Media release

Rhode Island Foundation raises $3.1 million to increase the number of teachers of color in Providence public schools

Providence Public Schools, RIDE will use the funding to hire more than 125 teachers of color over the next five years

The Rhode Island Foundation has raised $3.1 million to increase the number of teachers of color in Providence public schools. Students of color represent 80 percent of enrollment in the district while just 20 percent of teachers are members of minority groups.

“The benefits of a diverse faculty are well documented. Students can be inspired in new ways when their classrooms include role models who look like them."

- Neil D. Steinberg, Foundation president and CEO

He continued, “Research confirms that when taught by a teacher of color, students of color experience higher reading and math test scores, higher graduation rates, decreased dropout and discipline rates and increased enrollment in advanced courses.”

The funding will be used to offer candidates a college loan-repayment incentive totaling up to $25,000 over the first three years of employment. The incentive will be in addition to the standard compensation package that the Providence Public School District (PPSD) offers all teachers.

The district hopes to hire more than 125 minority teachers over the next five years through the program. PPSD hires approximately 175 new teachers a year, generally to fill vacancies due to retirements or movement to other districts.

“Closing the diversity gap is one of the most impactful ways we can support student achievement and make our schools more equitable. I want to thank the Rhode Island Foundation for recognizing the importance of this work and helping us hire talented educators of color here at PPSD.”

- Harrison Peters, Providence superintendent of schools

Full-time teachers who identify as Black, Asian, Indigenous, Latino or multi-racial are eligible for the loan repayment program. They must be new hires to Providence public schools—current teachers are not eligible.
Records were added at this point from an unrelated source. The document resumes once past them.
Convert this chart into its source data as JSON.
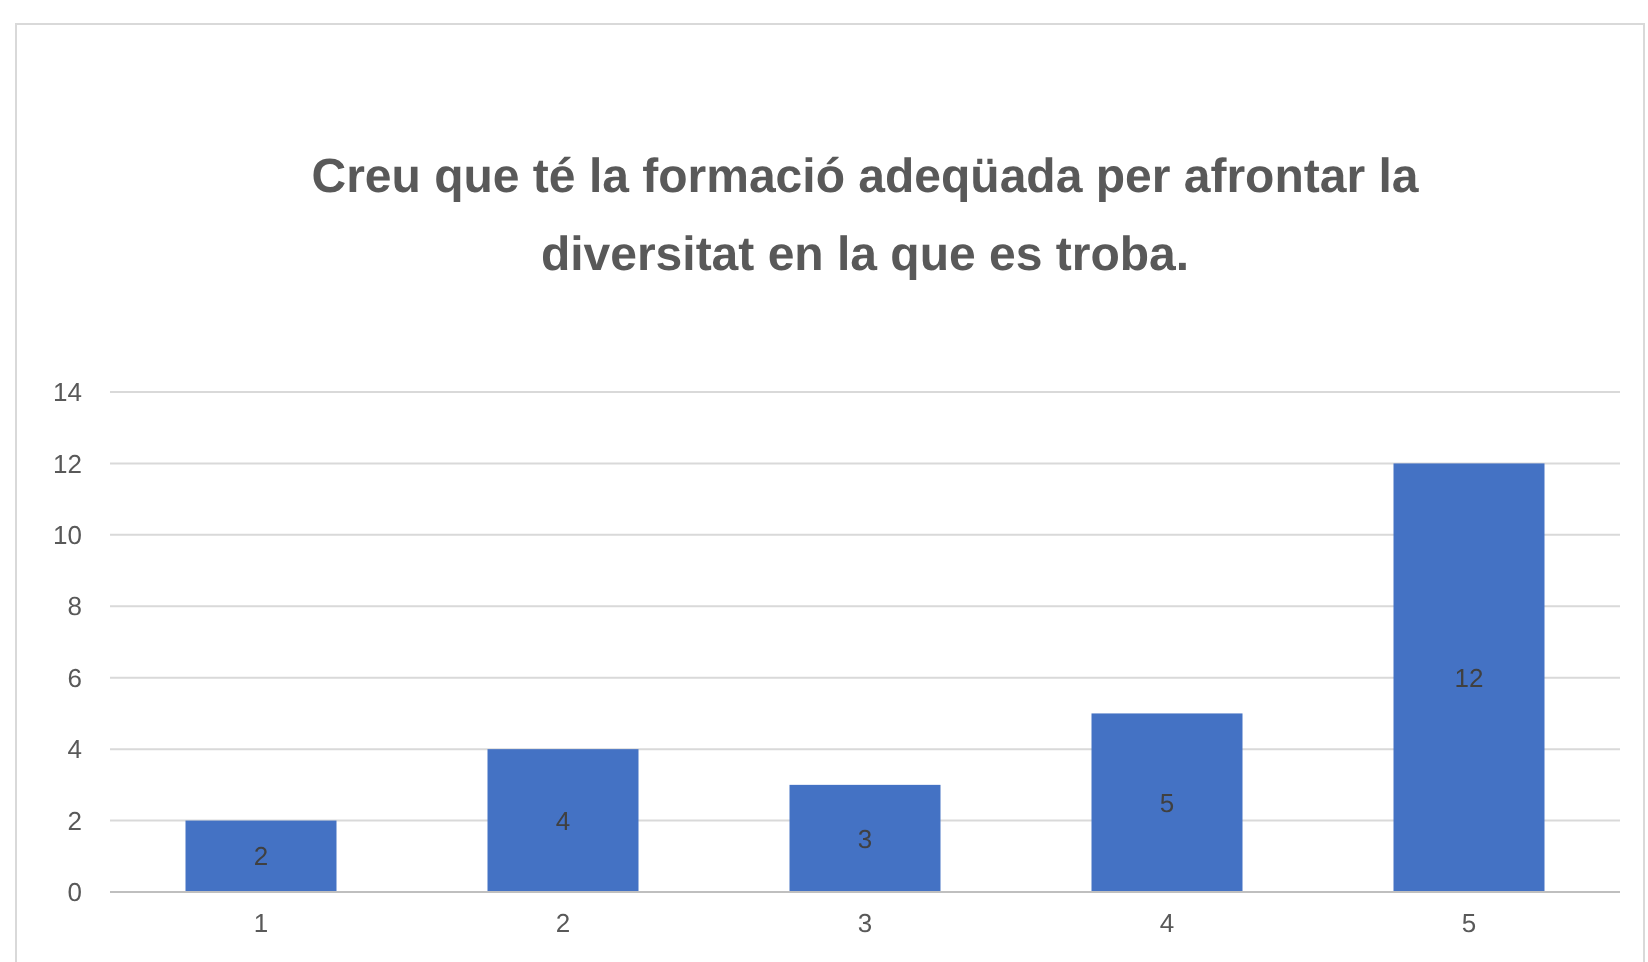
{
  "chart_data": {
    "type": "bar",
    "title": "Creu que té la formació adeqüada per afrontar la diversitat en la que es troba.",
    "categories": [
      "1",
      "2",
      "3",
      "4",
      "5"
    ],
    "values": [
      2,
      4,
      3,
      5,
      12
    ],
    "color": "#4472c4",
    "ylim": [
      0,
      14
    ],
    "yticks": [
      0,
      2,
      4,
      6,
      8,
      10,
      12,
      14
    ],
    "grid": "y",
    "data_labels": true
  }
}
This initiative builds off of the work of the R.I. Department of Education (RIDE) has done to convene and retain educators of color statewide in Rhode Island.

“Building a more diverse educator workforce is essential because data shows there is immense power in a student learning from someone who looks like them and is familiar with their experiences."

- Commissioner Angélica Infante-Green

She continued, "This investment will allow more students of color to see greater possibilities for themselves in the classroom and beyond. We’re deeply appreciative of the Rhode Island’s Foundation’s partnership and the generosity of donors in helping to attract more educators of color to serve Providence’s diverse student population.”

The goal is to recruit approximately 25 new teachers of color a year for five years beginning in the 2021-22 academic year. Participants are eligible to have up to $6,000 of their college loan debt paid off after completing year one of teaching, up to an additional $8,500 after completing year two and up to another $10,500 after completing year three.

“We’re grateful to the passionate donors who joined with us to enable PPSD and RIDE to embrace this opportunity to continue improving the educational success of the city’s students,” said Steinberg.

The donors are Judith and William Braden, Nancy and Charlie Dunn, Ruth and Jonathan Fain, Bhikhaji Maneckji, the Papitto Opportunity Connection, the Partnership for Rhode Island, The Stonehouse Mountain Family Fund and Jyothi and Shivan Subramaniam.

The initiative is just the latest in a string of programs the Foundation has funded in partnership with the district to increase the number of educators of color.

PPSD is using a multi-year $220,000 grant from the Foundation to hire a Diversity and Pipeline Design Specialist to coordinate all efforts related to the recruitment of teachers of color, including collaborating with existing teacher certification programs and developing supports for retention.

In addition, The Equity Institute received a $125,000 grant to help a diverse group of non-certified teaching assistants to become state certified teachers in partnership with College Unbound.

“Achievement gaps are real. Taking on the challenge in new ways will enable Providence to diversify its teaching force, which ultimately will improve student outcomes in the short and long term,” said Steinberg.

The Rhode Island Foundation is the largest and most comprehensive funder of nonprofit organizations in Rhode Island. Working with generous and visionary donors, the Foundation raised $68 million and awarded a record $87 million in grants in 2020. Since its centennial five years ago, the Foundation has awarded more than $284 million in grants and has raised more than $328 million. Through leadership, fundraising and grant-making activities, often in partnership with individuals and organizations, the Foundation is helping Rhode Island reach its true potential.